Beyond Uganda: regional consequences
Uganda’s transparency gaps also carry regional risks. Ssebagala warned that discrepancies in gold exports are already causing tension within the International Conference on the Great Lakes Region (ICGLR).“This discrepancy is becoming a big problem,” he said. “It could have huge financial implications if it turns out that illegal trade is happening.
”Failure to address transparency gaps could undermine Uganda’s credibility in regional mineral certification systems—further threatening legitimate exports and revenue.
Survival versus obligation
Responding to concerns raised by artisanal miners, Ssebagala acknowledged their struggle—but rejected the idea that survival justifies illegality.
“You are surviving on a resource that is owned by all of us,” he said. “Why don’t you pay your fair duty—your fair obligation of taxes?”Licensing, he insisted, exists to ensure minerals benefit all Ugandans—not just those extracting them.

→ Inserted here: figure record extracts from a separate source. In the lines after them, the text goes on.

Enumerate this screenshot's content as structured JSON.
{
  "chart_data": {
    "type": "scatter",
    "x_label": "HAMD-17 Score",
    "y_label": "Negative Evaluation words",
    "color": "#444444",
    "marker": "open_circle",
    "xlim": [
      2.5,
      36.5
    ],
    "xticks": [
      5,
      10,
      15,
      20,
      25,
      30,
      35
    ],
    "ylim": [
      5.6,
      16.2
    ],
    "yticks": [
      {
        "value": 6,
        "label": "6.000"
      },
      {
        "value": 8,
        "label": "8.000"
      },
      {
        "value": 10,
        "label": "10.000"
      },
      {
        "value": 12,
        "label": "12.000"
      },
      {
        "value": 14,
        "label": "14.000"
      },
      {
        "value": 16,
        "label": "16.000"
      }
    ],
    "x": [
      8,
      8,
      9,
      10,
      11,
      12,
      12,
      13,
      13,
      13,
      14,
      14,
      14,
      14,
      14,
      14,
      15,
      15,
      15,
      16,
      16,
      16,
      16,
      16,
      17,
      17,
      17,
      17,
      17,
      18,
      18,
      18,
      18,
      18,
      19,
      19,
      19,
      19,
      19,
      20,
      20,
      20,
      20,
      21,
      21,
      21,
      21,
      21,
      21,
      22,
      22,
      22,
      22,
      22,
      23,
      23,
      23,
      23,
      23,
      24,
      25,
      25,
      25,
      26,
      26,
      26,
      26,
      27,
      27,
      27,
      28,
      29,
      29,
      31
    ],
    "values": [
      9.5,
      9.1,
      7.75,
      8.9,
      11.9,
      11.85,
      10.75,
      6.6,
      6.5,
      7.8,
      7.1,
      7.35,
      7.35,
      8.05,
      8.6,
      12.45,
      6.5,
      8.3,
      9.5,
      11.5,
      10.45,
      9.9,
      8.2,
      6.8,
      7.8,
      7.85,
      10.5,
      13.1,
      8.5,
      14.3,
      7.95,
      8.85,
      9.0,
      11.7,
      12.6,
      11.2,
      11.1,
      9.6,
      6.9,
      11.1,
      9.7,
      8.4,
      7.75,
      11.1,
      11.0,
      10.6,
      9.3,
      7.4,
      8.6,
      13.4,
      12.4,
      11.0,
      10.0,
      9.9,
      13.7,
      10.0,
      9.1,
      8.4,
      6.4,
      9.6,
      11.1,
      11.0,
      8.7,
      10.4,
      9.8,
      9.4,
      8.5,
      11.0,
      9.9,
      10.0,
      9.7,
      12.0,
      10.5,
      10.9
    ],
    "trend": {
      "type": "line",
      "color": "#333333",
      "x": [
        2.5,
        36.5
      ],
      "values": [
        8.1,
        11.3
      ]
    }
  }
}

Can transparency break the resource curse?
Uganda’s EITI experience suggests that transparency alone is not enough—but without it, domestic revenue mobilisation is impossible.
Contract disclosure can prevent revenue loss before it begins. Beneficial ownership can close corruption loopholes. Coordinated data can expose illegal trade. Incentives can formalise businesses. Community participation can sustain accountability. Together, these reforms challenge the logic of the resource curse—the idea that natural wealth inevitably leads to poverty, corruption,n and conflict.
As Uganda prepares to extract more oil and export more minerals, the question is no longer whether transparency matters. The question is whether Uganda can turn transparency into taxes—and taxes into services that finally allow its natural wealth to benefit its people.